How will they pay for Cascade Care?

McGill said that, currently, officials are not asking for any further subsidies from the state Legislature to pay for Cascade Care, but they are looking into it.

“A few other states have done that, and that has helped in terms of insuring more people,” McGill said.

He added that they are studying options for more subsidies from the Legislature, especially as it relates to low-income and working families.

“That may be necessary to really get universal health care in the state,” McGill said.

To get Cascade Care up and running – not to subsidize any plans – it will cost $500,000. That will cover set up, design, and contracting.

People would still pay their premium — which officials hope will be lower — and get a tax credit subsidy through the Affordable Care Act. McGill notes that, by law, no more than 10 percent of what a person earns can be spent on health care – they want to “improve on that.” State officials plan to use the health care products the state currently has, with a few policy changes to keep costs down.

Policy changes

McGill says the governor’s office thinks it can accomplish the aims of Cascade Care by doing three targeted policy changes:

  • State backing: Leveraging the state’s purchasing power. The state already insures people through its public employee program – that work can be leveraged to help Cascade Care.
  • Standardizing the plans so it’s easier for consumers to use them, which will lower out of pocket costs.
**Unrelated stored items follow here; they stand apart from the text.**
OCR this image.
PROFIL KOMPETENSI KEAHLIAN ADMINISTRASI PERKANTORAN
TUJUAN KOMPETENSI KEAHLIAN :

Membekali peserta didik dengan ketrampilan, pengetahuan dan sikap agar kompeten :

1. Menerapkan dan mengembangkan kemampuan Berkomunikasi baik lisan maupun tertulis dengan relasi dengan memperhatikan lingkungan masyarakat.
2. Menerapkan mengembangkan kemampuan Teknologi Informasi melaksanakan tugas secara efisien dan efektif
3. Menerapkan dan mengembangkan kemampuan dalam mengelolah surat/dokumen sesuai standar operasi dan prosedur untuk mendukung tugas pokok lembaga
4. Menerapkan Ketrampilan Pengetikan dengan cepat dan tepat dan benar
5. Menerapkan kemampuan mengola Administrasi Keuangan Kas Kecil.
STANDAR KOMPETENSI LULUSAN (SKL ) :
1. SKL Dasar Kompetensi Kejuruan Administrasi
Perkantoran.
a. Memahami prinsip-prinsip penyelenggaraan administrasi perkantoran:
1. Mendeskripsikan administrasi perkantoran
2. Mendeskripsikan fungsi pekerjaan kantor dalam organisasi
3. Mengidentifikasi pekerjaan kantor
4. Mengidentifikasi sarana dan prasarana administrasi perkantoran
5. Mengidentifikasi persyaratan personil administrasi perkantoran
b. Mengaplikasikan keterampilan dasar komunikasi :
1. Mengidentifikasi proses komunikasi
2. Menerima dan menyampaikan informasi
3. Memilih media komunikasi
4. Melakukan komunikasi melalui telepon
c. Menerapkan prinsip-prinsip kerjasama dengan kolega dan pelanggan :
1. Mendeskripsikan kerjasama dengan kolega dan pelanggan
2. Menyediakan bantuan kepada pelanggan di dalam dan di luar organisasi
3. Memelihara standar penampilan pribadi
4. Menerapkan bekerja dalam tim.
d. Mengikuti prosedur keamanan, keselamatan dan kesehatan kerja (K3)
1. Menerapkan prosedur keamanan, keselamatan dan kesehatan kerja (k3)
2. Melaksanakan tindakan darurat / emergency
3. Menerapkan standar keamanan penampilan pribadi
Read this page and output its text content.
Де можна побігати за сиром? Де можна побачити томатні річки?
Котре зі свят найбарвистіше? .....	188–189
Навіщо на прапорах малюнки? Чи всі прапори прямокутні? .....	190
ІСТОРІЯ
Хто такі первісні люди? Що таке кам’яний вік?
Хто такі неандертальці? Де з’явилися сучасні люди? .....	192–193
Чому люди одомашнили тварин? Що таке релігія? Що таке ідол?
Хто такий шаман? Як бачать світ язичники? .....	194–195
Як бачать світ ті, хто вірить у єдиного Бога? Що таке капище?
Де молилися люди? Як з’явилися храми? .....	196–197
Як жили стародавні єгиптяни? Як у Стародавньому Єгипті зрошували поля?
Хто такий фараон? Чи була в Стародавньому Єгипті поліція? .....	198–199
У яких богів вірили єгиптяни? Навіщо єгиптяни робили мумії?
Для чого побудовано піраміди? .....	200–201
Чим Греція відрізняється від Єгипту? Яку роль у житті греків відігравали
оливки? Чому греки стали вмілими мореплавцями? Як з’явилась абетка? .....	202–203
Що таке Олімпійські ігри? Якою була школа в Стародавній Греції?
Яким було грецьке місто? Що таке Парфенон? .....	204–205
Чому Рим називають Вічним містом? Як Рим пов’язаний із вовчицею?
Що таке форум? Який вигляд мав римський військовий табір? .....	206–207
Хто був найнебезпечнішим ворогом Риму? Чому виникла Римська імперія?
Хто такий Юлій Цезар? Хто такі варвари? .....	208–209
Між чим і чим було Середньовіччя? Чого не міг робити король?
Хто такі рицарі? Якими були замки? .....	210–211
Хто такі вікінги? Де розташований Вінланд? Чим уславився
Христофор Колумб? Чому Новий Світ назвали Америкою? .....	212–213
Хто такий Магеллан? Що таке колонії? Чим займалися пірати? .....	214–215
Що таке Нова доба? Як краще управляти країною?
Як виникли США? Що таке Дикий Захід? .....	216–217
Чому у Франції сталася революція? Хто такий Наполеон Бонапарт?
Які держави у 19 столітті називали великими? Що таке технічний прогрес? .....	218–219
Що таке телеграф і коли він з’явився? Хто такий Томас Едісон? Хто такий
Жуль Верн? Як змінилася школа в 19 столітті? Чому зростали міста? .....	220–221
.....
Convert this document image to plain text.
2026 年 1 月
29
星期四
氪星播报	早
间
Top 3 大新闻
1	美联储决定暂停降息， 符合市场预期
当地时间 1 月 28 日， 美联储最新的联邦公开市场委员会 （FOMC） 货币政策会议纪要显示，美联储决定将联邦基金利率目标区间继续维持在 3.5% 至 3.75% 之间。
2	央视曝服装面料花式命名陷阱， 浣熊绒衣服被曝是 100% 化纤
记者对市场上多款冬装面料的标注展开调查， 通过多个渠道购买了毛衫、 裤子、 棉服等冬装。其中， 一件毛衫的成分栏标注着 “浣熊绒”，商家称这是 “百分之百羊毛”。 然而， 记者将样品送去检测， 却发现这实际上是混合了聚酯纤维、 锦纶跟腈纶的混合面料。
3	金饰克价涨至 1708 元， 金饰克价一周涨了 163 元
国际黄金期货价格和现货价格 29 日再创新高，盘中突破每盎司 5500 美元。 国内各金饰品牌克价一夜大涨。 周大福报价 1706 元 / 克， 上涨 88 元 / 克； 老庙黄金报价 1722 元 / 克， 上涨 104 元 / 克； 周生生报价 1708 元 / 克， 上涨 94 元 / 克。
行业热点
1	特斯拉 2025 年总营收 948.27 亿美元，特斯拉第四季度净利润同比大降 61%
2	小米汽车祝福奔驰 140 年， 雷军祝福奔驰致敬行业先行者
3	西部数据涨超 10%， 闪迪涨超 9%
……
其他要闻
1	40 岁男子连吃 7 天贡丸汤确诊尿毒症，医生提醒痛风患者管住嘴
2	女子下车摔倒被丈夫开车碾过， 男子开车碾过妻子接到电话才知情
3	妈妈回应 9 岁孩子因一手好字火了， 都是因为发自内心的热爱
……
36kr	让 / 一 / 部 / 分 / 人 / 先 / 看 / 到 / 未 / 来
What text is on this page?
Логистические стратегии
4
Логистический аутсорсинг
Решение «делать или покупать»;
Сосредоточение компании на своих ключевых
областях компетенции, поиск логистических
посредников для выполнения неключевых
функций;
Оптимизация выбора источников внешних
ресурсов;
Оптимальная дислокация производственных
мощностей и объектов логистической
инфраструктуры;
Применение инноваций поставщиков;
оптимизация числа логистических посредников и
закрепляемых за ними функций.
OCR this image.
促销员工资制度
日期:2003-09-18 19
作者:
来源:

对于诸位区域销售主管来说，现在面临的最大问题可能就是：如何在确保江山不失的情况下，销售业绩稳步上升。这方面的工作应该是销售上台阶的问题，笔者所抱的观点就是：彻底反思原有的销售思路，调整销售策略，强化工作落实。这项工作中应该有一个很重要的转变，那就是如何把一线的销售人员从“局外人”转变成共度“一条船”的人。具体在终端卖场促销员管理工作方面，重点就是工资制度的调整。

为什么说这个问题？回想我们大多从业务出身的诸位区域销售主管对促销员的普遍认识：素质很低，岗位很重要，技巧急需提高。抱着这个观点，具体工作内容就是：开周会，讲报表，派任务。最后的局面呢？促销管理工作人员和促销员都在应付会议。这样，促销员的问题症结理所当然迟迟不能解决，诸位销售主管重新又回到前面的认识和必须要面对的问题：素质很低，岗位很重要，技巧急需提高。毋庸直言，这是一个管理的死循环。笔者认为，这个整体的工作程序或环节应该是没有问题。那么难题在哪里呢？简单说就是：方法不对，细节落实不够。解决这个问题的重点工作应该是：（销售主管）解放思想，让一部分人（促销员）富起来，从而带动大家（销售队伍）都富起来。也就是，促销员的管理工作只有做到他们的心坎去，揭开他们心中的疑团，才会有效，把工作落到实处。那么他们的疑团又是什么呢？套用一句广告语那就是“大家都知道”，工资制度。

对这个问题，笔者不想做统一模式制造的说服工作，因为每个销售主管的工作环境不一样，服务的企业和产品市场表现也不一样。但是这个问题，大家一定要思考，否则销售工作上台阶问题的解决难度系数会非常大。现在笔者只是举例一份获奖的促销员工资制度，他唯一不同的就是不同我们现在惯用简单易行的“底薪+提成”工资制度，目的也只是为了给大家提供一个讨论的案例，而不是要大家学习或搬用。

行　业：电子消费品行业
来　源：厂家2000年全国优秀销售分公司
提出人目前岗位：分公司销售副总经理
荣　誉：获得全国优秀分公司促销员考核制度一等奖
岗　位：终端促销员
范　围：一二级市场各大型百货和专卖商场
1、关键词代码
For example, the bronze, silver, and gold plans under Obamacare will remain in effect and will be come standardized.
  • Capping rates: Having an upper limit to keep rates and costs down. The governor’s office is proposing Medicare rates for this.

McGill says that third policy – capping rates – is the most significant part of the public option. That would make Cascade Care pretty close to “Medicare for all” proposals that have been called for nationally, but at a state level.

McGill said that people who would most likely take advantage of the state’s public option live in rural counties where options are already limited.

“They would see this as perhaps more affordable, they would hopefully see the rates lower, they might like the standardized plan which is clear… and it gives them an additional choice,” he said.